They may not agree on a lot of things, like who’s the better athlete, but there’s no denying the special feeling Gannon and Edward Allison are enjoying with French Settlement’s baseball team that’s headed to Kinder for a best-of-3 Class 2A state quarterfinal series.
The Lions (15-14) are trying to advance to their first Class 2A state tournament in school history. They last reached the state tournament in Class B in 2007.
No. 13 French Settlement opens play at No. 5 Kinder at 6 p.m. Friday with a doubleheader beginning at 6 p.m. A third game, if necessary, would follow at noon on Saturday.
“I’m ready, it’s going to be a fun matchup,” Gannon Allison said. “As a five seed, they’re a really good team. We’re coming off with a lot of momentum after beating the four seed (DeQuincy). I’m really looking forward to this series.”
Said Edward Allison, “It’s pretty good. It’s my first time going deep in the playoffs.”
The Allison brothers had quite an impact on helping French Settlement secure a 2-1 series upset over fourth-seeded DeQuincy, which handed the Lions a 10-2 loss in last Friday’s opener.
A day later, the Lions (15-14) responded with a doubleheader sweep – the first time this season they won two games in the same day - with a 12-3 victory behind Brice Fruge’s three-hit pitching effort.
Gannon, a junior utility player, got the start in the third, pitching 5.2 innings where he allowed two runs on six hits with four strikeouts in a 10-3 victory.
Younger brother Edward, a freshman left fielder, enjoyed a breakthrough offensive moment with a team-high five RBIs, including a two-run double in the third for a 2-0 lead.
“I was ready,” Gannon Allison said of his Game 3 start. “I wanted that game very bad.
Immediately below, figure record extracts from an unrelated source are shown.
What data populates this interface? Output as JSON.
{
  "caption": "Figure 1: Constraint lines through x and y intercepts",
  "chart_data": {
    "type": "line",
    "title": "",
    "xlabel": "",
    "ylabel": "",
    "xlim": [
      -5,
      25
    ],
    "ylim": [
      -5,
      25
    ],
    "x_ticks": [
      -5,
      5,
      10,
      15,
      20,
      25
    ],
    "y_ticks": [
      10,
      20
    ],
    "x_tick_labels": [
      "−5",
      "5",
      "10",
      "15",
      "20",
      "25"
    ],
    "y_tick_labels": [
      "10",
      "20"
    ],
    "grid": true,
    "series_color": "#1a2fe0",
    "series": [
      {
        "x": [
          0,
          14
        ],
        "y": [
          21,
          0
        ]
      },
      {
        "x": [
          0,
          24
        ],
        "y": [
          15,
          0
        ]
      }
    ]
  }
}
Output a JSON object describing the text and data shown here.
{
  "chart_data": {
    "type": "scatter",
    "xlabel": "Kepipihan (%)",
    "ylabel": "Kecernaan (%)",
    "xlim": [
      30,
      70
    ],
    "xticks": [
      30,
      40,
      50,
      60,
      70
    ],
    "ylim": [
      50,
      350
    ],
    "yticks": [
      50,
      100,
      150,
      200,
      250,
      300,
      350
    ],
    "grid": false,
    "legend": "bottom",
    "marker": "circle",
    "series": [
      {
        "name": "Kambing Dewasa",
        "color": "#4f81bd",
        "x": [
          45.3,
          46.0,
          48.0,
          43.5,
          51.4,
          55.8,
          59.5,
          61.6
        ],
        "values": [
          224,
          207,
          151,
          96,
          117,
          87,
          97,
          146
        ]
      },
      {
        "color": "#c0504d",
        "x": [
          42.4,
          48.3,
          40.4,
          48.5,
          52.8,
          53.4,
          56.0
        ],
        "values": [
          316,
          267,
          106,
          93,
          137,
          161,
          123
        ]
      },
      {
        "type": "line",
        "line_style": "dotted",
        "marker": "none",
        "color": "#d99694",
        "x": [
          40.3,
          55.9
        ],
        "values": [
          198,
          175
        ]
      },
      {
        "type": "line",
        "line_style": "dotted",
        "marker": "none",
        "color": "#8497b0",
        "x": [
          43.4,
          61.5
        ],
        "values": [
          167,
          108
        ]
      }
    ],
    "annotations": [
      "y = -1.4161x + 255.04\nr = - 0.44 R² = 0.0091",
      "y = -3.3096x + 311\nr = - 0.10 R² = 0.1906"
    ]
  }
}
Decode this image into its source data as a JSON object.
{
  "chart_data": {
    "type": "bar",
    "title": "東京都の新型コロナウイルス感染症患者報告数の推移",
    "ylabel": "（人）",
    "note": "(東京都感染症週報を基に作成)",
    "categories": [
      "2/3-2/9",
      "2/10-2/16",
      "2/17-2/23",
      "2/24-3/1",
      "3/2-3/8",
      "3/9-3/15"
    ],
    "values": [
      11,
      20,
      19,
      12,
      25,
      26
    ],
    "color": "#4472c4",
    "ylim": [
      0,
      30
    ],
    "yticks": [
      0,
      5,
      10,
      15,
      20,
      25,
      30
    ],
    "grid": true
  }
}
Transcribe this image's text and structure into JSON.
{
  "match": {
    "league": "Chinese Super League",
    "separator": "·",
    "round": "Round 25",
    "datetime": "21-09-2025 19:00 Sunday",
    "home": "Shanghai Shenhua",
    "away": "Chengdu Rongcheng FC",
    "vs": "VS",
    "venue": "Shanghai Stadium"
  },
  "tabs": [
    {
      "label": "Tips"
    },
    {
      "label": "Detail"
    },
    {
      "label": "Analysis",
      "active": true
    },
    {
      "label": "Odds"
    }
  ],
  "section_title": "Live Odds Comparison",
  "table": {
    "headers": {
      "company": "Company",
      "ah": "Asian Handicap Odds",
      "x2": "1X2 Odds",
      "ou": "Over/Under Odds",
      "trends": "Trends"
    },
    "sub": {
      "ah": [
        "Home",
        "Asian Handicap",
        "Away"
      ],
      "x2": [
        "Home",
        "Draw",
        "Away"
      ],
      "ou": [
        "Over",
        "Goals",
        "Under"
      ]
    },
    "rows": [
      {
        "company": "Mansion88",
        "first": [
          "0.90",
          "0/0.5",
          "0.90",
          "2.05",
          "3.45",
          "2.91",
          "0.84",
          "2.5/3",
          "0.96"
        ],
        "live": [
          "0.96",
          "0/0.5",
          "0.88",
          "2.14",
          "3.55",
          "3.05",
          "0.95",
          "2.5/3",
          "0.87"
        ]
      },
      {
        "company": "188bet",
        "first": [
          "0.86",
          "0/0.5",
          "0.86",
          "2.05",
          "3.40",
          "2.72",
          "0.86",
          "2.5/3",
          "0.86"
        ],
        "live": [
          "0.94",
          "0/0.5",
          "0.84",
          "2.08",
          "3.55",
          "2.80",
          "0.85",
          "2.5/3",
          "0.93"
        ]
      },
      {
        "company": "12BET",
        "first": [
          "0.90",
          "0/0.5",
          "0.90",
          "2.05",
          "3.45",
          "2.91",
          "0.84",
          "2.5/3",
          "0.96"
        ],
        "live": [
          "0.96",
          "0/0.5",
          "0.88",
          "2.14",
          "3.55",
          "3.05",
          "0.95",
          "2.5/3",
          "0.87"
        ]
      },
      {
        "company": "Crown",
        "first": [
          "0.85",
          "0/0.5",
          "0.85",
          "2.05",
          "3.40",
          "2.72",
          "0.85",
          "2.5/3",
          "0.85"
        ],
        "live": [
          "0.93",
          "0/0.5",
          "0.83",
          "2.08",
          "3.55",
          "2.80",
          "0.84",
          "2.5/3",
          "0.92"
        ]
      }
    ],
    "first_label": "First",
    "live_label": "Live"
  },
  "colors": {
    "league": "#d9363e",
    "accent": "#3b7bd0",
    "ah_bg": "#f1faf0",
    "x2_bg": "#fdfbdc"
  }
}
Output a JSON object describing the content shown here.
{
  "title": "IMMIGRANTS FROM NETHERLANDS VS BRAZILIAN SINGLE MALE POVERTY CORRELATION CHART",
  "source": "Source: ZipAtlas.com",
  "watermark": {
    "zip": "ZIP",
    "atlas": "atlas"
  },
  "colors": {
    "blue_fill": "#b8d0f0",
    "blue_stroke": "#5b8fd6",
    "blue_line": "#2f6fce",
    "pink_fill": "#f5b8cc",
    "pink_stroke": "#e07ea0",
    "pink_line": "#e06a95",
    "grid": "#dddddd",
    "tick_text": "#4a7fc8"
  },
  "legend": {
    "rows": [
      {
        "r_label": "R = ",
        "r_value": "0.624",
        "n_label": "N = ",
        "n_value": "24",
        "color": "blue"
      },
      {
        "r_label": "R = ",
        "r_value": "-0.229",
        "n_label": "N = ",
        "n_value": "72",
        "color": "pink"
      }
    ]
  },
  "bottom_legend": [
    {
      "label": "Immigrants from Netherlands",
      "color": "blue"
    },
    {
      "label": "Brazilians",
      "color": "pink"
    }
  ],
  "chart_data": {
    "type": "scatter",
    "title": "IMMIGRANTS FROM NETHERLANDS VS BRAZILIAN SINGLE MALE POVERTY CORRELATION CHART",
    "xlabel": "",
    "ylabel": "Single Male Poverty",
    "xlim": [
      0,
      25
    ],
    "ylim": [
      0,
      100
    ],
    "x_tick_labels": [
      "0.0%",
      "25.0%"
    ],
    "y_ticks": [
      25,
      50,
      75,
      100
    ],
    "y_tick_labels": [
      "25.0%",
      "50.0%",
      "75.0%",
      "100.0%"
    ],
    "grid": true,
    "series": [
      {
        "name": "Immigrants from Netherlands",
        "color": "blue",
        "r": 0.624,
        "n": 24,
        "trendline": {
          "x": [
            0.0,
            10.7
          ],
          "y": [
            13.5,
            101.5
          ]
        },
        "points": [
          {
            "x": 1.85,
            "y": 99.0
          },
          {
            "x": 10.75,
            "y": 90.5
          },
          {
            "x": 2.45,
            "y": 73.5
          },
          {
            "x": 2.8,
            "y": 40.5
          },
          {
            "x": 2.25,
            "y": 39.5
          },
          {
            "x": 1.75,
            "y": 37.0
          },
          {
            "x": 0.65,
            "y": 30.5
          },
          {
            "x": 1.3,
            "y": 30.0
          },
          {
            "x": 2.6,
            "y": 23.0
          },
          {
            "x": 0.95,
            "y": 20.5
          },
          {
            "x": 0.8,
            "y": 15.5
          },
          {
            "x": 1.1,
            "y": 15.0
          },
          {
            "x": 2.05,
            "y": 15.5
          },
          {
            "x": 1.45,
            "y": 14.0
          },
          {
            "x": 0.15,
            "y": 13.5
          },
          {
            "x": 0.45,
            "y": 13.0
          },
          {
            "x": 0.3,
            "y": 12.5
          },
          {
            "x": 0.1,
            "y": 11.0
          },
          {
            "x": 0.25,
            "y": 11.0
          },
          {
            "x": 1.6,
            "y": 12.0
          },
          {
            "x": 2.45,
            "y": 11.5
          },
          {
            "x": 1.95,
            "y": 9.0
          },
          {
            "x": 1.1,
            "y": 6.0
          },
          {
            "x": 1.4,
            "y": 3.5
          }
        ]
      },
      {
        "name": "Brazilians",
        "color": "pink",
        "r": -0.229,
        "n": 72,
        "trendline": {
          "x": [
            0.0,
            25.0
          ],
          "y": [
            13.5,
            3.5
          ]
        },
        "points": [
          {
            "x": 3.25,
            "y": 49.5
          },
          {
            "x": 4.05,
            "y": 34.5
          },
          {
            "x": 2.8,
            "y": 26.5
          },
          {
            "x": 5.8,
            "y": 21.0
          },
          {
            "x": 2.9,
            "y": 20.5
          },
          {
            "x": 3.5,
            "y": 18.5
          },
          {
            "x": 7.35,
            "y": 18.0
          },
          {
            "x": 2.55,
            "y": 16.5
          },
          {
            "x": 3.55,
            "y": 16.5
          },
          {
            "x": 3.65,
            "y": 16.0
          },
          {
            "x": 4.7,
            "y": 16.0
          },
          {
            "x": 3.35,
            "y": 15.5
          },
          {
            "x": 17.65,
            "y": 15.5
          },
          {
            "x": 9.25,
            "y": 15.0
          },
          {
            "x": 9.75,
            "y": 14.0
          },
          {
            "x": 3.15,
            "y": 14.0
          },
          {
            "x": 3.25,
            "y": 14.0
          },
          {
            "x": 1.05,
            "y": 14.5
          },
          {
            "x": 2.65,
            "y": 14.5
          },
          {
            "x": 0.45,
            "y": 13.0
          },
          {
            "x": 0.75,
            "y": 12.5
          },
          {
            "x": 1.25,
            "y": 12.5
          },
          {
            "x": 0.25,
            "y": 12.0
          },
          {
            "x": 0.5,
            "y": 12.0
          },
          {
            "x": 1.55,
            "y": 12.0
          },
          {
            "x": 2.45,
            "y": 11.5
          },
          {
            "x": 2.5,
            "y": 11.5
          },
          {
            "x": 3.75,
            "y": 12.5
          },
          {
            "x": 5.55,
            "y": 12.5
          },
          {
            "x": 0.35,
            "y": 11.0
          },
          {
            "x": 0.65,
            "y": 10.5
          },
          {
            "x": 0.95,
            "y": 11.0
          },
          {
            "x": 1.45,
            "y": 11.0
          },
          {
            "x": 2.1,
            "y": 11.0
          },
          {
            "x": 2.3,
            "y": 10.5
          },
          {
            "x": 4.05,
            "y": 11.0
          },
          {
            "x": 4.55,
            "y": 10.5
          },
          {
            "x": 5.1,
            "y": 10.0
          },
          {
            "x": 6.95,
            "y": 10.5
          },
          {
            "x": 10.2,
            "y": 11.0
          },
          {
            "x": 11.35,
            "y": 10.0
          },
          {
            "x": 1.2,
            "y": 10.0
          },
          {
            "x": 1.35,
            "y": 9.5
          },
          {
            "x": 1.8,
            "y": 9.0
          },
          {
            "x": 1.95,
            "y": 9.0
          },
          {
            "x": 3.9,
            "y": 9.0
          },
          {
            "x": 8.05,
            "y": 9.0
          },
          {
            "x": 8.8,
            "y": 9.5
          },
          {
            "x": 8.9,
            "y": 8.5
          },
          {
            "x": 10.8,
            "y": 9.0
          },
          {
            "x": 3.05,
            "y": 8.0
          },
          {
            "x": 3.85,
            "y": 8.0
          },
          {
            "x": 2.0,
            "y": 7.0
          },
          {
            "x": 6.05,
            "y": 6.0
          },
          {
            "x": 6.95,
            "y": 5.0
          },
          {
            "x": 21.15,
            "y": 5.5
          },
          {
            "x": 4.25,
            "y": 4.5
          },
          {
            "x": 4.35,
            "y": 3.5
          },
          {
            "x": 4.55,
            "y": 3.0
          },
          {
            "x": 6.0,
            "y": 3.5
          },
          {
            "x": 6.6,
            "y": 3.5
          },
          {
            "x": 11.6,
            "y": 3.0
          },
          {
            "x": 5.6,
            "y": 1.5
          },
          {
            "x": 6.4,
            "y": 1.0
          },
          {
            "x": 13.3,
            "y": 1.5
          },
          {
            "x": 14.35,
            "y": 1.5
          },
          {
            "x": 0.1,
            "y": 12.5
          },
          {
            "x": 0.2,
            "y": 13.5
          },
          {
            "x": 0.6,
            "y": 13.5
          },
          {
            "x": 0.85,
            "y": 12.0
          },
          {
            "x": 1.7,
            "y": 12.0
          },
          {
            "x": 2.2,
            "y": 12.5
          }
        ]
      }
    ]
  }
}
I knew after we won the second game, we had the momentum going into the third game. You could tell they were down, and we were as loud as we could be. It was fun to play in that game.”
Edward applauded his older brother’s effort on the mound which set the tone for the Lions.
“He really pounded the strike zone, got some easy outs,” he said. “We didn’t have as much pressure to hit knowing he was going to put up a goose egg every inning. He really boosted our confidence at the plate.”
French Settlement coach Jaime Gautreau believed the potential finality of the season became a driving force in his team’s play.
“They just didn’t want it to be their last game. After Friday, we were pretty low,” he said. “Before Saturday’s game I told them this was it. I told them to relax, have fun, be loose and let’s see what happens.”
The opportunity has been rare for the Allisons to be teammates, a novelty they enjoyed during the basketball season where Edward was the team’s starting point guard and Gannon a small forward.
Prior to this past school year, they were last members of the same tee-ball and coach-pitch teams.
“I’m the better athlete,” Gannon responded when asked about family bragging rights on the subject. “It’s fun to have him out there. It’s what we expected. I knew we may butt heads a little bit, but we’ve done a decent job of looking past that. We’re brothers, we’re going to have arguments.”
There’s no debating the place Gannon has on this year’s team, leading French Settlement in batting average (.348), on-base percentage (.561) and slugging percentage (.455). He also has seven doubles and 17 RBIs, to go along with a 3-3 record and 4.34 ERA and 27 strikeouts in 29 innings on the mound.
Edward counters with a .236 batting average, seven doubles and 18 RBIs.
Competition’s always been at the heart of their relationship, serving as a motivating factor the Allisons have fed off of whethers it’s been in the driveway at home, practice or in a game.
When told of Gannon’s claim of the being better athlete of the two, Edward immediately responded.
“I’m definitely a better athlete,” he said. “I’m not sure where he got that from. There’s always competition between us. When I see him doing well it makes me want to do even better, makes me want to do more and one up him. It’s been that way in every sport we’ve played growing up. “
There also times where that competitiveness lends itself to life-long memories.
Before the final game victory over DeQuincy in which they both played both roles, French Settlement found itself trying to salvage the final game of a District 10-2A series with Springfield just over three weeks ago.
The Lions, which dropped the first two games to the Bulldogs, had Gannon on the mound who took a 3-1 lead into the seventh inning where Springfield brought the potential tying run to the plate with a runner at second and two outs.
Edward decided to play back in an effort to take away the potential of a double against Springfield’s Collin Hayden, who instead hit the ball off the end of his bat.
Edward was still able to get a good jump on the ball, charging in for a diving, game-ending catch that resulted quite a celebration, one that included an unforgettable embrace amongst brothers.
“We were celebrating,” Gannon said. “I was excited and happy for him (Edward). It was a great time.”
Said Edward, “I was extremely happy for him that I could make the catch to end the game. He was definitely the happiest person in the ball park. I remember him picking me up saying, ‘that’s my brother, that’s my brother’. He was extremely happy for me.”